How effective is tech product placement in the movies?

Having first appeared on the silver screen in the 1920s, the concept of product placement is not a new one, but with the frequency and brand count per film rapidly rising – to the point where some modern films have over 50 brands paying for the privilege – it all points towards an increasingly important part of a brand’s marketing mix.

Naively, before doing some research on the subject, I was unaware of the extensive history and usage of product placement in film. Personally, I could only recollect a few examples that still stick firmly in my mind – Marty’s futuristic Nike sneakers from Back To The Future Part II (1989), the Wilson volleyball from Castaway (2000) and then there was  the more tongue-in-cheek ‘I bow to no sponsor’ sequence from Wayne’s World (1992) featuring Pepsi and Pizza Hut among others …  and the post modern satire of the whole business model in The Truman Show (1998). Another recollection I have of brand/film association is the McDonald’s conversation in Pulp Fiction (1994), and although this was not paid for by the brand, I was again surprised to find out that this technique was commonplace in the film industry, in fact in some cases, the dialogue is even dubbed to target foreign audiences and market specific brands according to that country’s taste.

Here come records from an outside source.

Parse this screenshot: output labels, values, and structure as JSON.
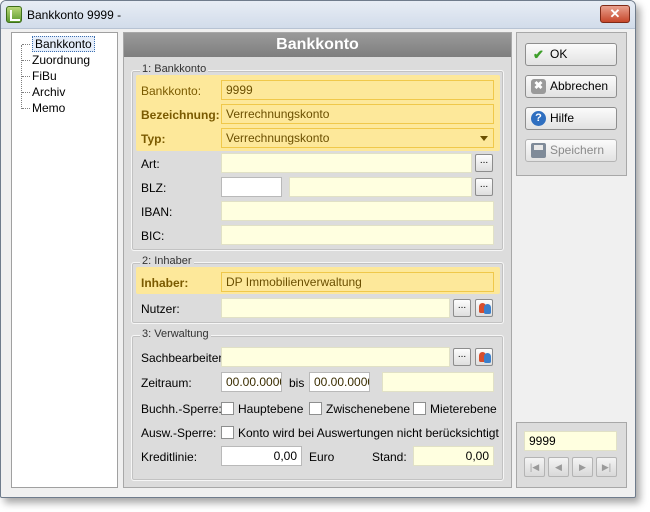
{
  "window": {
    "title": "Bankkonto 9999 -",
    "close_label": "✕"
  },
  "tree": {
    "items": [
      "Bankkonto",
      "Zuordnung",
      "FiBu",
      "Archiv",
      "Memo"
    ],
    "selected": "Bankkonto"
  },
  "main": {
    "header": "Bankkonto",
    "group1": {
      "title": "1: Bankkonto",
      "bankkonto_label": "Bankkonto:",
      "bankkonto_value": "9999",
      "bezeichnung_label": "Bezeichnung:",
      "bezeichnung_value": "Verrechnungskonto",
      "typ_label": "Typ:",
      "typ_value": "Verrechnungskonto",
      "art_label": "Art:",
      "art_value": "",
      "blz_label": "BLZ:",
      "blz_value": "",
      "blz_name": "",
      "iban_label": "IBAN:",
      "iban_value": "",
      "bic_label": "BIC:",
      "bic_value": "",
      "browse_label": "..."
    },
    "group2": {
      "title": "2: Inhaber",
      "inhaber_label": "Inhaber:",
      "inhaber_value": "DP Immobilienverwaltung",
      "nutzer_label": "Nutzer:",
      "nutzer_value": "",
      "browse_label": "..."
    },
    "group3": {
      "title": "3: Verwaltung",
      "sachbearbeiter_label": "Sachbearbeiter:",
      "sachbearbeiter_value": "",
      "zeitraum_label": "Zeitraum:",
      "zeitraum_from": "00.00.0000",
      "zeitraum_bis": "bis",
      "zeitraum_to": "00.00.0000",
      "zeitraum_extra": "",
      "buchh_sperre_label": "Buchh.-Sperre:",
      "hauptebene_label": "Hauptebene",
      "zwischenebene_label": "Zwischenebene",
      "mieterebene_label": "Mieterebene",
      "ausw_sperre_label": "Ausw.-Sperre:",
      "ausw_checkbox_label": "Konto wird bei Auswertungen nicht berücksichtigt",
      "kreditlinie_label": "Kreditlinie:",
      "kreditlinie_value": "0,00",
      "currency": "Euro",
      "stand_label": "Stand:",
      "stand_value": "0,00",
      "browse_label": "..."
    }
  },
  "buttons": {
    "ok": "OK",
    "abbrechen": "Abbrechen",
    "hilfe": "Hilfe",
    "speichern": "Speichern",
    "ok_icon": "✔",
    "cancel_icon": "✖",
    "help_icon": "?"
  },
  "navigator": {
    "record_value": "9999",
    "first": "|◀",
    "prev": "◀",
    "next": "▶",
    "last": "▶|"
  },
  "colors": {
    "required_highlight": "#fde89a",
    "field_background": "#ffffe0",
    "header_gray": "#8a8a8a"
  }
}
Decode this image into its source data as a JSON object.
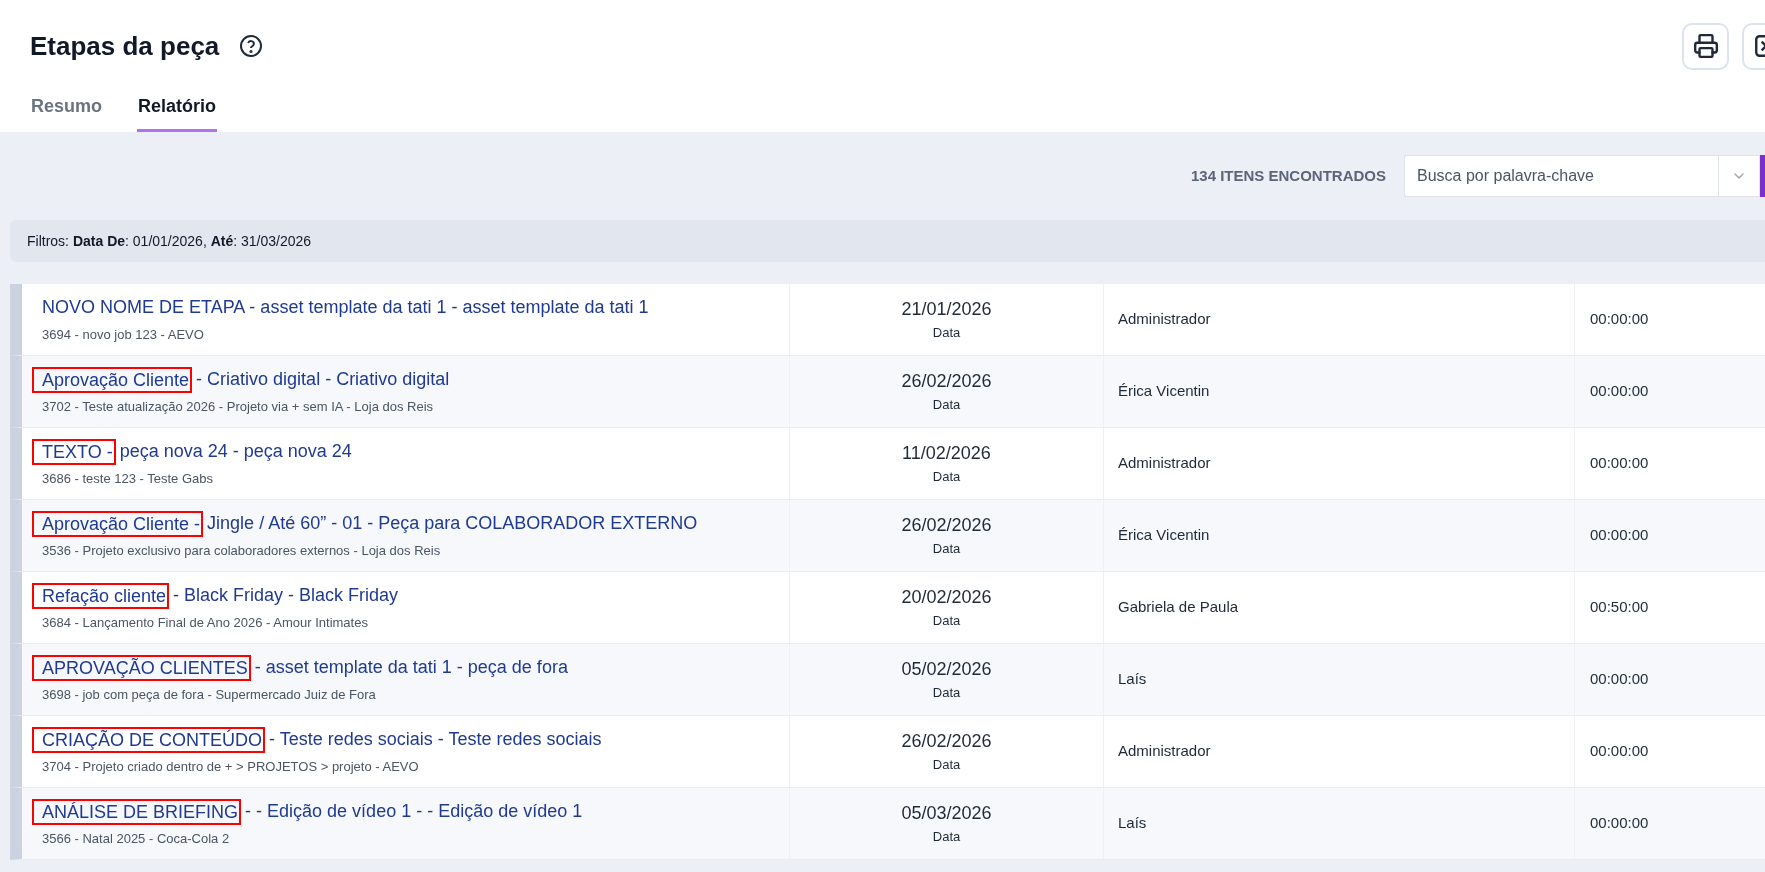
{
  "page": {
    "title": "Etapas da peça"
  },
  "tabs": [
    {
      "label": "Resumo",
      "selected": false
    },
    {
      "label": "Relatório",
      "selected": true
    }
  ],
  "results_count": "134 ITENS ENCONTRADOS",
  "search": {
    "placeholder": "Busca por palavra-chave"
  },
  "filters": "Filtros: **Data De**: 01/01/2026, **Até**: 31/03/2026",
  "rows": [
    {
      "boxed_label": null,
      "title": "NOVO NOME DE ETAPA - asset template da tati 1 - asset template da tati 1",
      "subtitle": "3694 - novo job 123 - AEVO",
      "date": "21/01/2026",
      "date_label": "Data",
      "user": "Administrador",
      "time": "00:00:00"
    },
    {
      "boxed_label": "Aprovação Cliente",
      "title": "- Criativo digital - Criativo digital",
      "subtitle": "3702 - Teste atualização 2026 - Projeto via + sem IA - Loja dos Reis",
      "date": "26/02/2026",
      "date_label": "Data",
      "user": "Érica Vicentin",
      "time": "00:00:00"
    },
    {
      "boxed_label": "TEXTO -",
      "title": "peça nova 24 - peça nova 24",
      "subtitle": "3686 - teste 123 - Teste Gabs",
      "date": "11/02/2026",
      "date_label": "Data",
      "user": "Administrador",
      "time": "00:00:00"
    },
    {
      "boxed_label": "Aprovação Cliente -",
      "title": "Jingle / Até 60” - 01 - Peça para COLABORADOR EXTERNO",
      "subtitle": "3536 - Projeto exclusivo para colaboradores externos - Loja dos Reis",
      "date": "26/02/2026",
      "date_label": "Data",
      "user": "Érica Vicentin",
      "time": "00:00:00"
    },
    {
      "boxed_label": "Refação cliente",
      "title": "- Black Friday - Black Friday",
      "subtitle": "3684 - Lançamento Final de Ano 2026 - Amour Intimates",
      "date": "20/02/2026",
      "date_label": "Data",
      "user": "Gabriela de Paula",
      "time": "00:50:00"
    },
    {
      "boxed_label": "APROVAÇÃO CLIENTES",
      "title": "- asset template da tati 1 - peça de fora",
      "subtitle": "3698 - job com peça de fora - Supermercado Juiz de Fora",
      "date": "05/02/2026",
      "date_label": "Data",
      "user": "Laís",
      "time": "00:00:00"
    },
    {
      "boxed_label": "CRIAÇÃO DE CONTEÚDO",
      "title": "- Teste redes sociais - Teste redes sociais",
      "subtitle": "3704 - Projeto criado dentro de + > PROJETOS > projeto - AEVO",
      "date": "26/02/2026",
      "date_label": "Data",
      "user": "Administrador",
      "time": "00:00:00"
    },
    {
      "boxed_label": "ANÁLISE DE BRIEFING",
      "title": "- - Edição de vídeo 1 - - Edição de vídeo 1",
      "subtitle": "3566 - Natal 2025 - Coca-Cola 2",
      "date": "05/03/2026",
      "date_label": "Data",
      "user": "Laís",
      "time": "00:00:00"
    }
  ]
}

To the point of measurement then, as has been grossly covered in the media recently, the new James Bond movie, Skyfall, has integrated several brands within the film, even to the point of inflaming the wrath of loyal fans by dropping 50 year old staples. Bond now prefers a Heineken beer over a vodka martini, proving that if the money is right, we could see Bond’s of the future driving a VW Passat or returning his suit to Moss Bros. Joking aside, today’s multi million pound contracts include a great deal more than a mere background shot while Bond shares a drink at the bar (like in Dr. No, below) – today they are fully integrated within the film and the plot, they are accompanied with TV ads, product search optimisation & social media marketing, making the ‘placement’ a whole lot easier to measure success.

James Bond 007 (Sean Connery) enjoys a drink in Dr. No (1962)

James Bond 007 (Sean Connery) enjoys a drink in Dr. No (1962)

Take Sony for example, as well as featuring their new Xperia T smartphone in the film & 007 Legends video game, they have inspirationally named it ‘The Bond Phone’, given it its own website, its own Twitter and Facebook account, it tops the Google search rankings and has an all action TV advert, which is of course virally doing the rounds. All of which adds up to highly measurable digital marketing mix, that does more than just support the cinema, TV & print activity … it measures consumption & amplification, provides valuable competitive intelligence, enables optimisation, identifies and engages with influencers to build brand values.

Daniel Craig as a more modern Bond in the upcoming Skyfall (2012)

Daniel Craig as a more modern Bond in the upcoming Skyfall (2012), complete with phone of course.

While I don’t wholly concur that product placements are essential in order to cover the costs of production – Casino Royale (2006) made over $1bn from box office & DVD rentals alone – but they are a key revenue line for film makers and, when done subtly and sensibly, can remain both unobtrusive to the viewer as well as acting as a key and measurable tool to the marketer. So, to all the Bond fans out there, whilst we should acknowledge the value of product placement don’t get an inflated opinion of yourself!